C’est une histoire japonaise. Nous n’allons pas souvent ensemble au Pays du Soleil-Levant, ce qui n’a rien d’étonnant. Je n’y suis moi-même jamais allé. J’ai pêché ce que je vais vous raconter dans une dépêche de l’Agence France Presse (AFP). J’ignore si celle-ci a trouvé beaucoup de débouchés dans la presse francophone, ou si l’anecdote est restée confinés à «20 Minutes». Aussi vais-je vous relater la chose par le menu.

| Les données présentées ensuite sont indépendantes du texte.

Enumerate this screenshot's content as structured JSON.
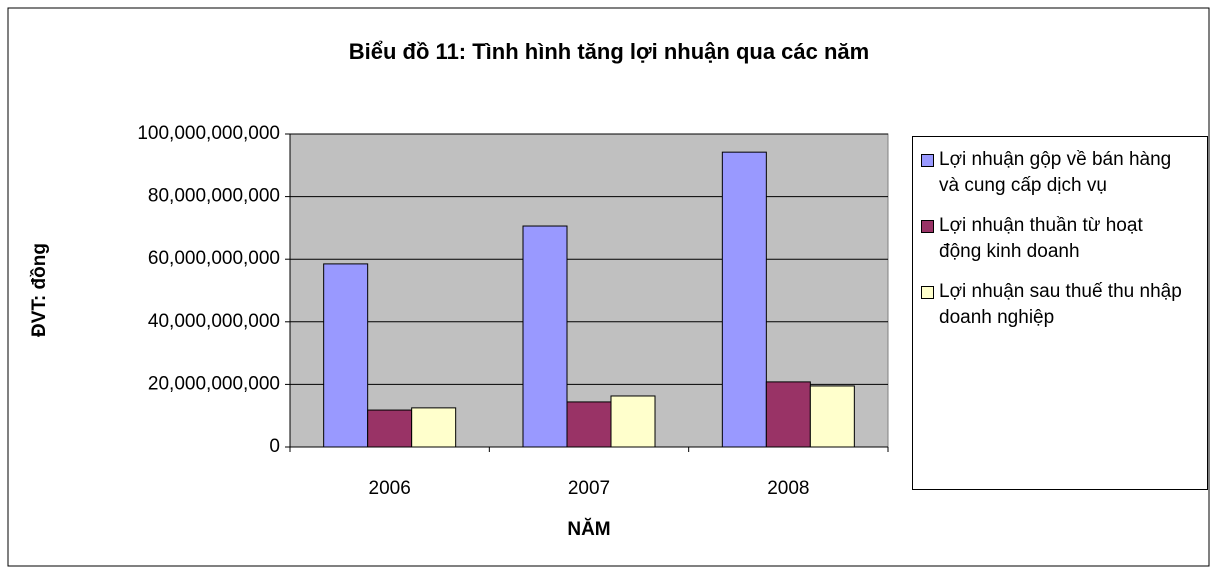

Tota Hasegawa a décidé d’organiser à Tokyo une exposition d’un nouveau genre. Pour le pays, s’entend. On croirait en effet retrouver là une idée dadaïste ou surréaliste des années 1920. Donc vieille d’un siècle. Ce monsieur a proposé dans une galerie une manifestation «d’art escamotable». Comprenez par là que les visiteurs avaient le droit de prendre les objets en partant. Il s’agissait là d’une expérimentation devant «transformer la relation entre l’artiste et le public.» On connaît la chanson. Rien de nouveau sous le soleil, sauf Levant.

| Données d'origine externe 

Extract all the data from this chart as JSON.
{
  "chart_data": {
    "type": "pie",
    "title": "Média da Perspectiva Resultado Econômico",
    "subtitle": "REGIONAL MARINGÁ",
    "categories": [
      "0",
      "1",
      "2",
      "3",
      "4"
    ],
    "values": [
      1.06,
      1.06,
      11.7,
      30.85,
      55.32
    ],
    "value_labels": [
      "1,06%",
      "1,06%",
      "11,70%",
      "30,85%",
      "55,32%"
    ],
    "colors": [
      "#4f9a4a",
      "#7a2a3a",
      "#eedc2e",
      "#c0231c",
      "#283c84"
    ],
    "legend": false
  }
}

Le billet de monnaie froissé

Ce que Tota n’avait pas prévu, c’est la foule amenée par les réseaux sociaux. Son événement confidentiel, supposé durer dix jours, a pris fin après dix minutes seulement. Les 200 personnes qui se pressaient devant les portes ont tout dévalisé dans la nuit de jeudi à vendredi dernier. La police a dû intervenir. Il a fallu s'expliquer. La plupart des amateurs sont repartis bredouilles. Il a fallu non seulement de l’audace, mais de l’habileté aux autres. Un jeune homme s’est ainsi placé de manière stratégique au milieu du seuil, ce qui lui a permis d’emporter un billet froissé de 10 000 yens (environ 90 francs) faisant partie de l’installation «My Money» de Gabin Ito. Il compte garder la chose afin de décorer son appartement. Une pudeur que tout le monde n’a apparemment pas éprouvée. Certaines créations présentées se sont aussitôt retrouvées sur des sites de ventes aux enchères. A de petits prix pour de l’art (jusqu’à 1000 francs) certes, mais tout de même…

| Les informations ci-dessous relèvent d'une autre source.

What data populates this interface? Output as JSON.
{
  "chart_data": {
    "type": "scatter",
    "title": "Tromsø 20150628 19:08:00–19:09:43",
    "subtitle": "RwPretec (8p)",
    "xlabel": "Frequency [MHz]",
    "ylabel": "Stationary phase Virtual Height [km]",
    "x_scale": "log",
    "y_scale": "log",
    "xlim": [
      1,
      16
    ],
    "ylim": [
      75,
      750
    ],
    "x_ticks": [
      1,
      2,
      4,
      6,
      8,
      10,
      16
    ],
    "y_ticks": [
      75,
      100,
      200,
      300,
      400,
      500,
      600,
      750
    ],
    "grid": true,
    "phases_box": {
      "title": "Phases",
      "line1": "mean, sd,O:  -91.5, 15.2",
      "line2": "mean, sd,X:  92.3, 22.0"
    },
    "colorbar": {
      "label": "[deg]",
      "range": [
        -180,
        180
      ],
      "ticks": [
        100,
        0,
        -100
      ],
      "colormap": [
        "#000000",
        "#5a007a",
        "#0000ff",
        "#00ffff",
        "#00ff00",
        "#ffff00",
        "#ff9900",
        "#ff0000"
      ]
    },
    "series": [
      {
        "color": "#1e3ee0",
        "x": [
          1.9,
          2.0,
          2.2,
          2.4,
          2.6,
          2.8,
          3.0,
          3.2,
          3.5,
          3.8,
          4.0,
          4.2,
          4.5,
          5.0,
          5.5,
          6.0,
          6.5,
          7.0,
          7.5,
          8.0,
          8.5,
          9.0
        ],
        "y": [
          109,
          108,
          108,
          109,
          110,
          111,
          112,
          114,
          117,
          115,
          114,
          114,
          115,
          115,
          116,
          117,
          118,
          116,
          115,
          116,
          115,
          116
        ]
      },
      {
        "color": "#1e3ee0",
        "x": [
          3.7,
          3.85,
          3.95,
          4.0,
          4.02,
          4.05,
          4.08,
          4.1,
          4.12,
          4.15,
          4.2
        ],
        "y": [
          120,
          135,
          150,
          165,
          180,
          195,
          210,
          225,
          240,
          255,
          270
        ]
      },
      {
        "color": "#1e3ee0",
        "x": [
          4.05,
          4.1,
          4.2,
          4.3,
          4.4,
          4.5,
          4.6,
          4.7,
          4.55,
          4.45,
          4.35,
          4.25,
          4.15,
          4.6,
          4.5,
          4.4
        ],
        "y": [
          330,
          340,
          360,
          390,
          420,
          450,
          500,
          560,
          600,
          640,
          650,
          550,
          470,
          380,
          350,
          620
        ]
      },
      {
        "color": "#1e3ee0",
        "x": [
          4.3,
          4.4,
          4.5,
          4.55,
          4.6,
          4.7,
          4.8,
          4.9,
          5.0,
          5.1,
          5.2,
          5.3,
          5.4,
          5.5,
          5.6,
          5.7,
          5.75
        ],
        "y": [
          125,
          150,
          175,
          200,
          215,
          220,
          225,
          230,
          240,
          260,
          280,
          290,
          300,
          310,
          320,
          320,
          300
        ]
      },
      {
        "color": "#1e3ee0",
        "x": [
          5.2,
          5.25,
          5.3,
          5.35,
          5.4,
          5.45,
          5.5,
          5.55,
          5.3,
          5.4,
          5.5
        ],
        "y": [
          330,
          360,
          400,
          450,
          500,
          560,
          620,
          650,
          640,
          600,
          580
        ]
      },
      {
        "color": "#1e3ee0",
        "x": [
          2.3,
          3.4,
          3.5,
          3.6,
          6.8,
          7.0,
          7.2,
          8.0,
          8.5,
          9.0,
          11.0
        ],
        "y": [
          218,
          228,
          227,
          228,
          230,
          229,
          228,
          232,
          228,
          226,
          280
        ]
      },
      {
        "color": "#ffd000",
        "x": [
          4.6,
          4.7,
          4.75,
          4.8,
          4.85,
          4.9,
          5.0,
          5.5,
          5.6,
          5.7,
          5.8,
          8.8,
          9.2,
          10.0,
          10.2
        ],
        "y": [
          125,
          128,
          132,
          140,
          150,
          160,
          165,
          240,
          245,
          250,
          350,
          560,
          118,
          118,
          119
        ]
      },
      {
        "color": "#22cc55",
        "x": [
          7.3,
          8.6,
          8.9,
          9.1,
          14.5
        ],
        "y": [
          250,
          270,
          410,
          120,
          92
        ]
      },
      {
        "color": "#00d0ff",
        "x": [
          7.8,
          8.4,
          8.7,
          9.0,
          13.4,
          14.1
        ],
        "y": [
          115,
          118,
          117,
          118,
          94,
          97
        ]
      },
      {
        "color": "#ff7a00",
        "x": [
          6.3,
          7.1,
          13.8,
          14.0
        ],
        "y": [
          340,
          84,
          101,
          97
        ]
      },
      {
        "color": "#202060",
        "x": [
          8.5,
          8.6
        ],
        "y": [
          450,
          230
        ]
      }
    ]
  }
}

L’AFP a cité une ingénieure de 35 ans, Yuka Yamauchi. Elle s’est contentée d’une pince ramassée par terre. Une chose par définition non vendable. L’agence a donné surtout la parole à l’organisateur, tout surpris du résultat. Tota Hasegawa a tenu à souligner l’originalité de sa démarche, le Japon n’étant en apparence pas franchement le pays idoine pour les transgressions. Il a aussi salué certains comportements. Dans la mêlée, un homme a perdu son sac avec un portefeuille dedans. Eh bien, l’un des pilleurs a été le porter immédiatement (avec l’argent) aux responsables de la galerie! L’objet a donc pu se voir intégralement rendu à son propriétaire.